View larger version (111K): [in this window] [in a new window]   Fig. 5. The roof plate is expanded and Grem1 expression is reduced in mes/r1-S2GOF;F8 embryos. (A-D') Transverse sections through r1 of a control and a mes/r1-S2GOF;F8 embryo at 48 somites (E11.75), stained with Hematoxylin and Eosin. Every third or fourth section in the series was assayed by RNA in situ hybridization with a probe for Otx2, to locate the posterior limit of the mesencephalon (not shown). The broken lines in the inset in A illustrate the approximate levels at which the anterior (A) and posterior (P) sections were cut, i.e. within 40-100 and 130-250 µm of the posterior limit of the Otx2 expression domain (indicated in blue), respectively. The sections in all panels are shown at the same magnification. The regions demarcated by broken boxes in A-D are shown at fourfold higher magnification in A'-D', respectively. The mediolateral width of the dorsal midline domain in which the neuroepithelium is only two or three cell layers thick is indicated by red brackets (A'-D'). (E-L,O,P) RNA in situ hybridization assays in whole mount using the probes indicated. Dorsal views of embryos of the genotypes indicated, collected at the stages denoted. Anterior is towards the top, posterior towards the bottom. (E-I) The roof plate that bisects the Fgf8 expression domain is indicated by arrowheads. In control and mes/r1-S2GOF embryos, the Fgf8-negative roof plate is difficult to discern; it is considerably expanded mediolaterally in the mes/r1-S2GOF;F8 embryo (open arrowhead in G). The lateral and ventral aspect of the Fgf8 expression domain in r1 is visible in E and G on the left side, through the roof plate. (J-L) A broken red line is drawn at the same distance posterior to the isthmic constriction at the mes/r1 boundary (black arrow). Bmp7 expression marks the roof plate, and the roof plate widens closer to the isthmic constriction in the mes/r1-S2GOF;F8 embryo than in the control and mes/r1-S2GOF embryos. (M,N) Transverse sections through anterior r1 at approximately the same AP level as in A and B, hybridized with a probe for Msx1. The mediolateral extent of the Msx1 expression domain from the center of the roof plate (open circle) is indicated by a broken red arrow. (O,P) Grem1 expression is readily detected at the dorsal midline of r1 in the control embryo, but is barely detected in r1 of the mes/r1-S2GOF;F8 embryo (red asterisk).

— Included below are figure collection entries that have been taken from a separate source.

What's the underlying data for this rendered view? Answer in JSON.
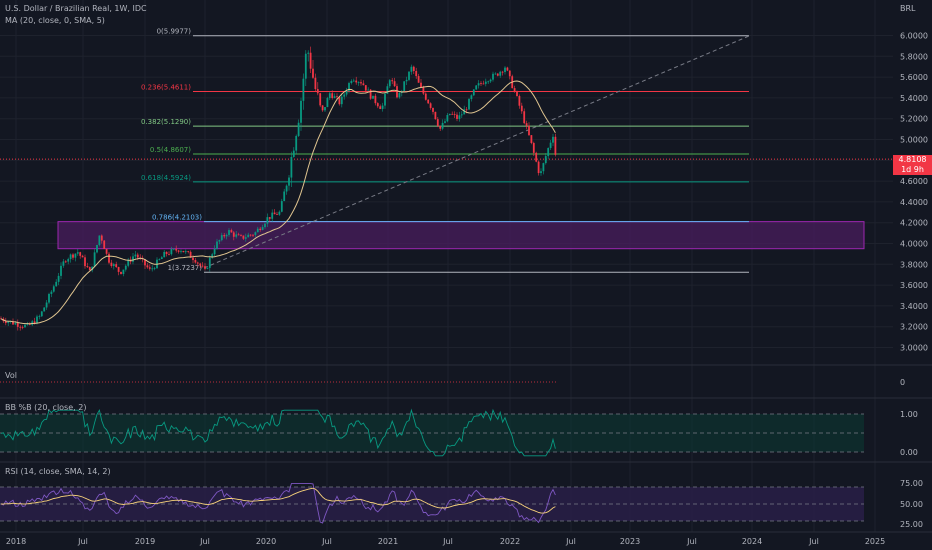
{
  "header": {
    "symbol_line": "U.S. Dollar / Brazilian Real, 1W, IDC",
    "ma_line": "MA (20, close, 0, SMA, 5)",
    "currency": "BRL"
  },
  "price_tag": {
    "price": "4.8108",
    "countdown": "1d 9h"
  },
  "panes": {
    "vol_label": "Vol",
    "bb_label": "BB %B (20, close, 2)",
    "rsi_label": "RSI (14, close, SMA, 14, 2)"
  },
  "fib_levels": [
    {
      "label": "0(5.9977)",
      "value": 5.9977,
      "color": "#b2b5be"
    },
    {
      "label": "0.236(5.4611)",
      "value": 5.4611,
      "color": "#f23645"
    },
    {
      "label": "0.382(5.1290)",
      "value": 5.129,
      "color": "#81c784"
    },
    {
      "label": "0.5(4.8607)",
      "value": 4.8607,
      "color": "#4caf50"
    },
    {
      "label": "0.618(4.5924)",
      "value": 4.5924,
      "color": "#089981"
    },
    {
      "label": "0.786(4.2103)",
      "value": 4.2103,
      "color": "#64b5f6"
    },
    {
      "label": "1(3.7237)",
      "value": 3.7237,
      "color": "#b2b5be"
    }
  ],
  "price_axis": [
    "6.0000",
    "5.8000",
    "5.6000",
    "5.4000",
    "5.2000",
    "5.0000",
    "4.8000",
    "4.6000",
    "4.4000",
    "4.2000",
    "4.0000",
    "3.8000",
    "3.6000",
    "3.4000",
    "3.2000",
    "3.0000"
  ],
  "vol_axis": [
    "0"
  ],
  "bb_axis": [
    "1.00",
    "0.00"
  ],
  "rsi_axis": [
    "75.00",
    "50.00",
    "25.00"
  ],
  "time_axis": [
    "2018",
    "Jul",
    "2019",
    "Jul",
    "2020",
    "Jul",
    "2021",
    "Jul",
    "2022",
    "Jul",
    "2023",
    "Jul",
    "2024",
    "Jul",
    "2025"
  ],
  "colors": {
    "up": "#089981",
    "down": "#f23645",
    "ma": "#e0c590",
    "zone_fill": "#4a1e5e",
    "zone_border": "#9c27b0",
    "rsi_line": "#7e57c2",
    "rsi_ma": "#f7d27a",
    "bb_line": "#089981"
  }
}
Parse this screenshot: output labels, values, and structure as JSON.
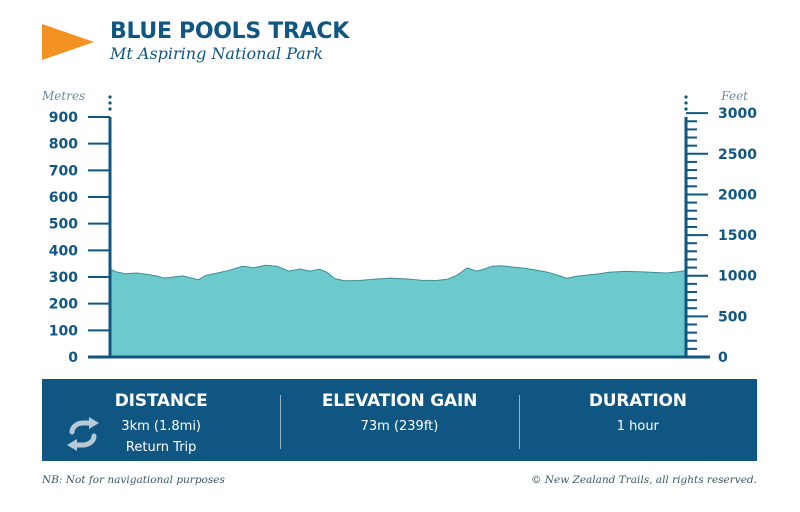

View larger version (29K): [in this window] [in a new window]   Fig. 6. A model to explain the phenotypes obtained when FGF signaling is progressively reduced in mes/r1. Schematic diagrams illustrate dorsal views of mes/r1 in embryos of the genotypes indicated at the somite stages denoted. The intensity of the blue color in the triangle to the left of a diagram illustrates the level of FGF signaling. (A) The regions in which cells are dying or have already died are indicated by red stippling. (B) The regions that contain the progenitors (p) of the superior colliculus (SC), inferior colliculus (IC), cerebellar vermis (CbV) and cerebellar hemispheres (CbH) are indicated. The phenotypes observed in mutants that attain progressively lower levels of FGF signaling are illustrated. In mes/r1-S2GOF embryos, the anterior mes has been lost, and the surviving posterior cells are specified to an anterior (SC) fate. Consequently the IC does not develop. In mes/r1-S2GOF;F8 embryos, the effects on the mes are similar and, in addition, the vermis fails to develop because roof plate (RP) expansion in r1 results in a loss of CbV progenitors. (C) In the wild-type embryo, FGF signaling induces/maintains the expression of Grem1, which functions to inhibit BMP signaling and expression of the BMP effector MSX1. This pathway maintains the normal balance of vermis and roof plate development. In the mes/r1-S2GOF;F8 embryo, the reduction in the level of FGF signaling results in a severe reduction in Grem1 expression. In the absence of this antagonist, the level of BMP signaling and therefore MSX1 expression increases and an expanded roof plate develops where the vermis progenitors normally reside.